La famille de Rami Badawi est prête à quitter le Soudan depuis des jours. Mais sans le passeport de leur fils aîné, traverser la frontière est impossible et « ils refusent de partir sans moi », raconte cet ingénieur de 29 ans, qui avait déposé son passeport à l’ambassade de France le 4 avril.

Il devait le récupérer le 17, estampillé d’un visa de travail, mais la guerre qui a éclaté le 15 avril entre les deux généraux rivaux, Abdel Fattah al-Burhane et Mohamed Hamdane Daglo, en a décidé autrement.

Avec les six autres membres de sa famille, il tente de survivre à Khartoum, sous les bombes, sans eau ni électricité.

« L’ambassade ne m’a jamais contacté, ni répondu aux deux e-mails que j’ai envoyés », dit-il.

Iqbal Belah, 65 ans, devait, elle, bénéficier d’un « regroupement familial » avec son mari et son fils malade en Allemagne.

Aujourd’hui, « avec l’ambassade fermée et sans passeport », elle ne sait pas si elle pourra les rejoindre.

« Aucune annonce, aucun appel »

Dans l’immédiat, elle veut sortir de son quartier « à quelques mètres des combats ».

« Ma petite-fille de sept ans tremble à chaque bombardement. Avec son père, on la tient fort contre nous pour la rassurer mais rien n’y fait », raconte-t-elle.

Comme les cinq millions d’habitants de Khartoum, Ramah Essam, 30 ans, vit terré chez lui, avec sa famille, en espérant éviter les balles perdues qui peuvent traverser murs et fenêtres à tout moment.

Ce gastro-entérologue devait « se rendre à Johannesburg pour une formation », avant que l’ambassade d’Afrique du Sud ne ferme.

« Les premiers jours, on était sous le choc. Les communications étaient coupées, on n’avait plus d’eau ni d’électricité et quand c’est partiellement revenu le 18 avril, j’ai essayé de contacter l’ambassade d’Afrique du Sud », dit-il.

Mais alors qu’il voyait à la télévision les premières évacuations d’étrangers, il a rapidement compris que ses appels resteraient sans réponse.

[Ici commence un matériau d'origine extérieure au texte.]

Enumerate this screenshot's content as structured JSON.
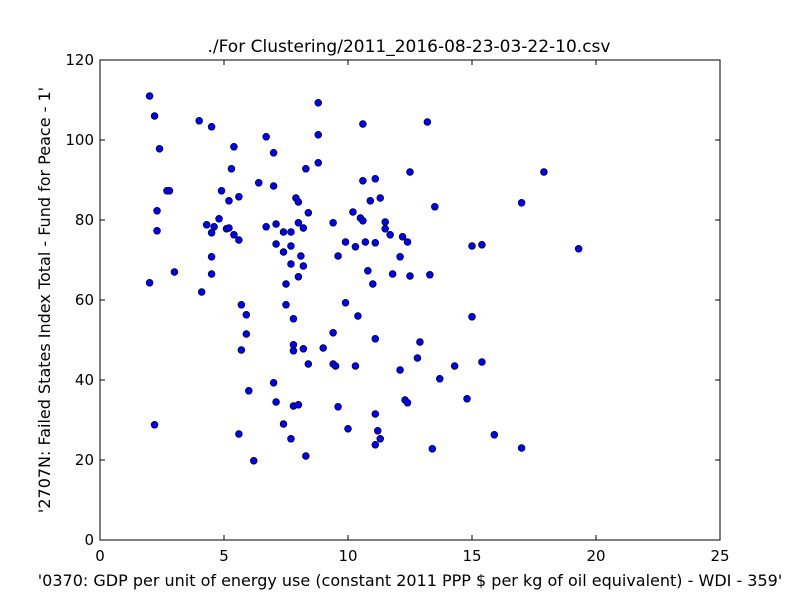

« Il n’y a eu aucune annonce, aucun appel », s’emporte-t-il. « Toutes les ambassades ont des employés locaux, pourquoi ne leur ont-elles pas remis nos passeports pour qu’ils nous les redonnent plus tard? ».

Interpellé sur Twitter par des Soudanais piégés comme le docteur Essam, le ministère néerlandais des Affaires étrangères répond « regretter profondément la situation ».

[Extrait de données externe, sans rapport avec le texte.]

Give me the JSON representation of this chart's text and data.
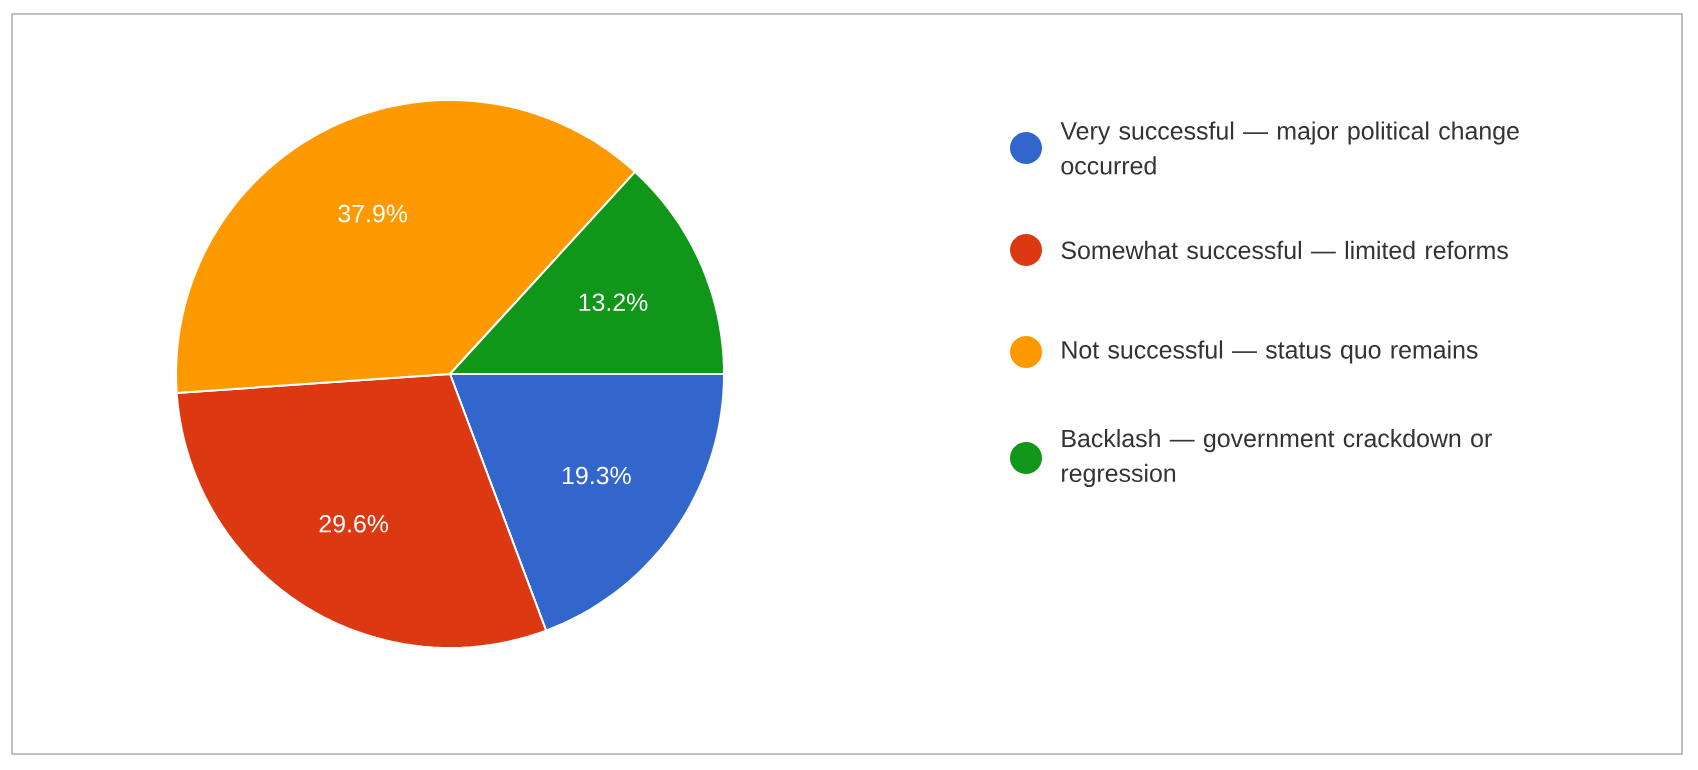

« Nous avons été obligés de fermer l’ambassade », poursuit-il, « malheureusement, cela signifie que nous n’avons pas accès à votre passeport. Nous vous conseillons d’en demander un nouveau passeport aux autorités locales ».

« Vie en danger »

Mais renouveler son passeport est aujourd’hui doublement impossible. « Si on sort, on met notre vie en danger », affirme M. Badawi. Et même en se présentant à une administration, probablement en partie détruite par les combats, aucun fonctionnaire n’y travaille plus sur ordre de l’Etat.

Pour Emma DiNapoli, avocate en droit international humanitaire, « des plaintes pourraient être déposées devant la Cour européenne des droits de l’Homme et les gouvernements pourraient être tenus responsables ».

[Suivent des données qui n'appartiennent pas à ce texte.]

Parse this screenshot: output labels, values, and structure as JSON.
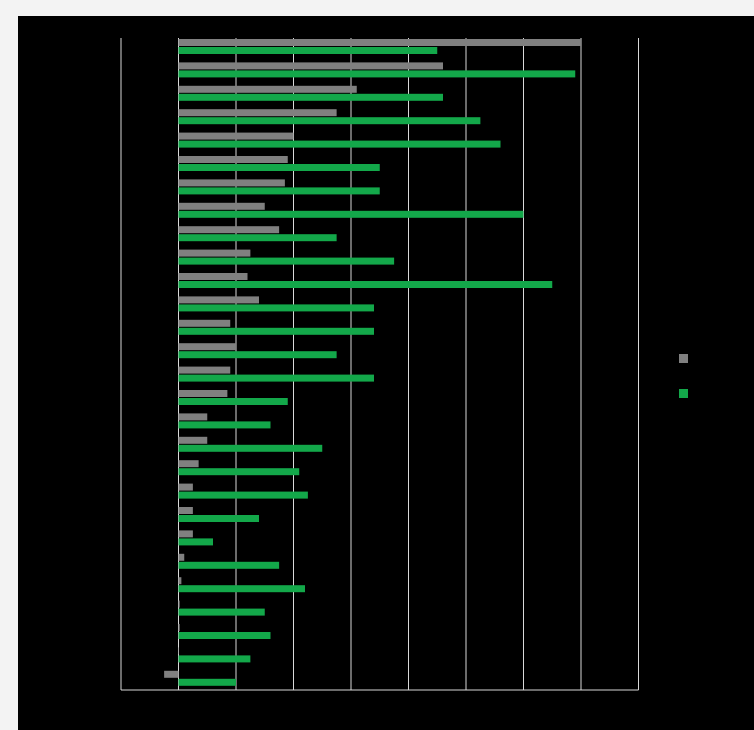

Car « le droit international humanitaire garantit la liberté de mouvement », explique-t-elle à l’AFP.

Sans passeport, bloqués dans la guerre, de nombreux Soudanais disent adieu à leurs rêves.

« Je suis le seul du Soudan et l’un des deux seuls d’Afrique à avoir réussi les examens pour être formé en France au maniement d’un tracteur dernier cri… J’imagine que cela ne se fera jamais », affirme, amer, M. Badawi.

« Ce qui est frappant, c’est que les gouvernements impliqués n’ont pour le moment pris aucune mesure », relève de son côté Mme DiNapoli.

Il y a bien une exception: l’ambassade de Chine qui a choisi de remettre les passeports à leurs propriétaires via ses employés locaux.